Cite this: The Pan African Medical Journal. 2016;24:82. doi:10.11604/pamj.2016.24.82.9320

Received: 13/03/2016 - Accepted: 31/03/2016 - Published: 25/05/2016

Mots clés: Takayasu´s arteritis, coronaritis, review

© Abdelmajid Bouzerda et al. The Pan African Medical Journal - ISSN 1937-8688. This is an Open Access article distributed under the terms of the Creative Commons Attribution License (http://creativecommons.org/licenses/by/2.0), which permits unrestricted use, distribution, and reproduction in any medium, provided the original work is properly cited.
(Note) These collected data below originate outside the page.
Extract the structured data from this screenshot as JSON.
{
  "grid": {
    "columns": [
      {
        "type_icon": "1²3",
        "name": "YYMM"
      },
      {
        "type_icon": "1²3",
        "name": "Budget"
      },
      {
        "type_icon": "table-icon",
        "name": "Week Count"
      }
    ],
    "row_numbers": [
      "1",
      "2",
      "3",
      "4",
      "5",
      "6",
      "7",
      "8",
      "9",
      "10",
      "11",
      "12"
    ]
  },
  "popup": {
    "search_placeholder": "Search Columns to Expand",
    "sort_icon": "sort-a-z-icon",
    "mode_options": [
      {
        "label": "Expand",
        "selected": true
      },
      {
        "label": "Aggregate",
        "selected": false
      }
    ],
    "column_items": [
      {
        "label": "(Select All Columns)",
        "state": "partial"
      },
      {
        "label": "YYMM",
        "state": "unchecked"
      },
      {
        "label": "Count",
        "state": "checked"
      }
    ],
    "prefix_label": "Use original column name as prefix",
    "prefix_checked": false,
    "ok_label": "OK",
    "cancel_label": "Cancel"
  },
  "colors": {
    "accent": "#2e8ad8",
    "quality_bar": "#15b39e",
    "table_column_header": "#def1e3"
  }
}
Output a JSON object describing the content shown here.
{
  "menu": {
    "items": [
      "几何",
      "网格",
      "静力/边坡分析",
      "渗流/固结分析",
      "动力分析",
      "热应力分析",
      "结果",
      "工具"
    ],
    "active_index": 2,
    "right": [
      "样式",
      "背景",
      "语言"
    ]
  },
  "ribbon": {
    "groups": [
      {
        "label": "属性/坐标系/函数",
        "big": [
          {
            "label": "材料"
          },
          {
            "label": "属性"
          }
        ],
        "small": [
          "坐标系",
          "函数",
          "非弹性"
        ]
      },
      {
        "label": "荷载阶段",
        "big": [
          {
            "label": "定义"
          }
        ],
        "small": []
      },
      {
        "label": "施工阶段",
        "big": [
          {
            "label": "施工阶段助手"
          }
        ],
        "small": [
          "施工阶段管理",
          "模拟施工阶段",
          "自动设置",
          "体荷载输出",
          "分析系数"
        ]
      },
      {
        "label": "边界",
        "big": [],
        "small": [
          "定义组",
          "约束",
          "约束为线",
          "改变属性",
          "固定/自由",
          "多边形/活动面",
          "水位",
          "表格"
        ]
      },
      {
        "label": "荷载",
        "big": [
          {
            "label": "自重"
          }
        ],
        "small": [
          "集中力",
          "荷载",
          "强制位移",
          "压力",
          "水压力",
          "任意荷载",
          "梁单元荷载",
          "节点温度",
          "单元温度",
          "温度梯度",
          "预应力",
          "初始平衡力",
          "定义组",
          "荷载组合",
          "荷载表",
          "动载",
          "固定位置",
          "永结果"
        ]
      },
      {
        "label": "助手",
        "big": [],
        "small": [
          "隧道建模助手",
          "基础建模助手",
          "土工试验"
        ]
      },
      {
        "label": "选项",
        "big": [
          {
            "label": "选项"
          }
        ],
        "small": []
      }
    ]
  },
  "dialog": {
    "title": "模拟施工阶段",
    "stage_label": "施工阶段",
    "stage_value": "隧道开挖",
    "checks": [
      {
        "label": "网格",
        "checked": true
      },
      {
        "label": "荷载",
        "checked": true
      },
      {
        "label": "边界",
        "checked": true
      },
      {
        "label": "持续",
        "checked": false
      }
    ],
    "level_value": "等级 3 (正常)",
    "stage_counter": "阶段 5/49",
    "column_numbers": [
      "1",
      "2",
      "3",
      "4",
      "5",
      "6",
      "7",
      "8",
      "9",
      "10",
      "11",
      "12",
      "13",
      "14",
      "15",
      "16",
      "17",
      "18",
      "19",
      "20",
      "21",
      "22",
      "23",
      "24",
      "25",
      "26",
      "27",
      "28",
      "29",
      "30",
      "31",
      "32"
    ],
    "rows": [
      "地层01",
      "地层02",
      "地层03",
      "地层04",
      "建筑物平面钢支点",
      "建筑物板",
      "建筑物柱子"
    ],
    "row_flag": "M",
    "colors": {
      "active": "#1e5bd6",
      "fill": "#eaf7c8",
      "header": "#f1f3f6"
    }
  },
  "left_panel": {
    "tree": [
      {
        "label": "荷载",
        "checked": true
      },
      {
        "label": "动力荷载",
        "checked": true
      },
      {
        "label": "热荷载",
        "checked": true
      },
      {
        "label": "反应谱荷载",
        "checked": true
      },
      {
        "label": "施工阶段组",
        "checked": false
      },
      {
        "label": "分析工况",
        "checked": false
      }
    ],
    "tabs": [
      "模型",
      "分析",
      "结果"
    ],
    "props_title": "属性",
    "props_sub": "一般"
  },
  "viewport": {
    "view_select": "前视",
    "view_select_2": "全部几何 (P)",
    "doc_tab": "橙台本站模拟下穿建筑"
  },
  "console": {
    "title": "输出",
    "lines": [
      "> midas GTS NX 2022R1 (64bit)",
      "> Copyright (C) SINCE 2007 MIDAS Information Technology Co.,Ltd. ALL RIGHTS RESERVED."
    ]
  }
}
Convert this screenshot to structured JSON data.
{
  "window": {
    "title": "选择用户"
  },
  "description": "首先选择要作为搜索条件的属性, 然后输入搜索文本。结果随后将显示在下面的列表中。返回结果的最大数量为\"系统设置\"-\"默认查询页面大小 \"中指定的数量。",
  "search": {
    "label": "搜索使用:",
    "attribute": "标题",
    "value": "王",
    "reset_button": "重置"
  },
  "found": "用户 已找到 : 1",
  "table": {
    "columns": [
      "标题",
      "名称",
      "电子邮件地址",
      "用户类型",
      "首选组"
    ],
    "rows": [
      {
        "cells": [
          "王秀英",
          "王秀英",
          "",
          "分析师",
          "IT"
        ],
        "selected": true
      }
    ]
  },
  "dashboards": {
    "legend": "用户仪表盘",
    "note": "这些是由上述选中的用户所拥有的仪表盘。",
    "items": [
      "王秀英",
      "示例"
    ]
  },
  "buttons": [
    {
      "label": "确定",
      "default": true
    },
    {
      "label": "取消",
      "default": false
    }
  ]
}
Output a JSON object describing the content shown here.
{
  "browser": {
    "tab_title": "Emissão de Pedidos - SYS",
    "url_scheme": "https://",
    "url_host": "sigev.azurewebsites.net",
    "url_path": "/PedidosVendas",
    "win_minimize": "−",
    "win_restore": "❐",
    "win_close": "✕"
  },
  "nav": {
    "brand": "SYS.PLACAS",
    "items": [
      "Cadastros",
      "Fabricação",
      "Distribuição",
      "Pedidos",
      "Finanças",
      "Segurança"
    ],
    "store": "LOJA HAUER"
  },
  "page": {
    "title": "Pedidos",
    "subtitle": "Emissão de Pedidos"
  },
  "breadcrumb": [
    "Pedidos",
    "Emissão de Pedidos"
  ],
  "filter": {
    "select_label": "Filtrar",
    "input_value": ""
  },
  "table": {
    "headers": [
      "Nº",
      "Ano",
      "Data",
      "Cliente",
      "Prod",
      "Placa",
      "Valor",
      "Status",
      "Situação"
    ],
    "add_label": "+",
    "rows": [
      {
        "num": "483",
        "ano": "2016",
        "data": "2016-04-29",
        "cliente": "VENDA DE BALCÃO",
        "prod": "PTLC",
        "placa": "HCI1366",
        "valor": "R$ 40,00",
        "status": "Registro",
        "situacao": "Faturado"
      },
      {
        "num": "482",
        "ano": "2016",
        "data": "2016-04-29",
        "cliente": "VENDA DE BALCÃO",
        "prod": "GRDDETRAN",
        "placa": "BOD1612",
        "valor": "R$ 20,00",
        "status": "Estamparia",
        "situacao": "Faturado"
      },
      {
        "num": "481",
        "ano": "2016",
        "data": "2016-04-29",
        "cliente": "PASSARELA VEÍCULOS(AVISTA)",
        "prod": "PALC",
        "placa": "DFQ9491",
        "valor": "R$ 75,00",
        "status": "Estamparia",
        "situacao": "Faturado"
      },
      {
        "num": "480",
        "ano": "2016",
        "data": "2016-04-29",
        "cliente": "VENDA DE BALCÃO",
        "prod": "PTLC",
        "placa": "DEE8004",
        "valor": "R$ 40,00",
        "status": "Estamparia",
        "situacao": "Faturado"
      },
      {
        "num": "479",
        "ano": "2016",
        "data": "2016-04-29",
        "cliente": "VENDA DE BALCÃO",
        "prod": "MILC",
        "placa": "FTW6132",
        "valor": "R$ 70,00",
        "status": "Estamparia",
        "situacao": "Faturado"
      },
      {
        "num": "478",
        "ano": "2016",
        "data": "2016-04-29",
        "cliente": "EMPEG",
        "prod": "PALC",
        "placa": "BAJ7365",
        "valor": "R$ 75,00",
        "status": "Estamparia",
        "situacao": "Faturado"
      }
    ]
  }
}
Available online at: http://www.panafrican-med-journal.com/content/article/24/82/full

Corresponding author: Abdelmajid Bouzerda, Service de Cardiologie, 1 Centre Médico-chirurgical, Agadir, Maroc (abdelmaji7@hotmail.fr)


Manifestations cardiaques de la maladie de Takayasu: à propos d’une observation et revue de la littérature

Cardiac manifestations of Takayasu's disease: observation and review of the literature

Abdelmajid Bouzerda1,&, Ali khatouri2

 

1Service de Cardiologie, 1 Centre Médico-chirurgical, Agadir, Maroc, 2Service de Cardiologie, Hôpital Militaire Avicenne, Université Cadi Ayyad, Faculté de Médecine et Pharmacie, Marrakech, Maroc

 

 

&Auteur correspondant
Abdelmajid Bouzerda, Service de Cardiologie, 1 Centre Médico-chirurgical, Agadir, Maroc

 

 

Résumé

La maladie de Takayasu est une maladie vasculaire inflammatoire rare, touchant préférentiellement la jeune femme avec une atteinte prépondérante de l'aorte et ses premières branches de divisions. Nous rapportons le cas d'une atteinte ostiale du tronc commun gauche au décours d'un syndrome coronarien aigu ST négatif révélant une maladie de Takayasu et nous détaillerons les différentes manifestations cardiovasculaires de cette maladie.


English abstract

Takayasu's disease is a rare inflammatory vascular disease, preferentially affecting young woman with predominant involvement of the aorta and its first division branches. We here report the case of a patient with ostial left main trunk involvement following non-ST elevation acute coronary syndrome revealing Takayasu's disease and we highlight the various cardiovascular manifestations of this disease.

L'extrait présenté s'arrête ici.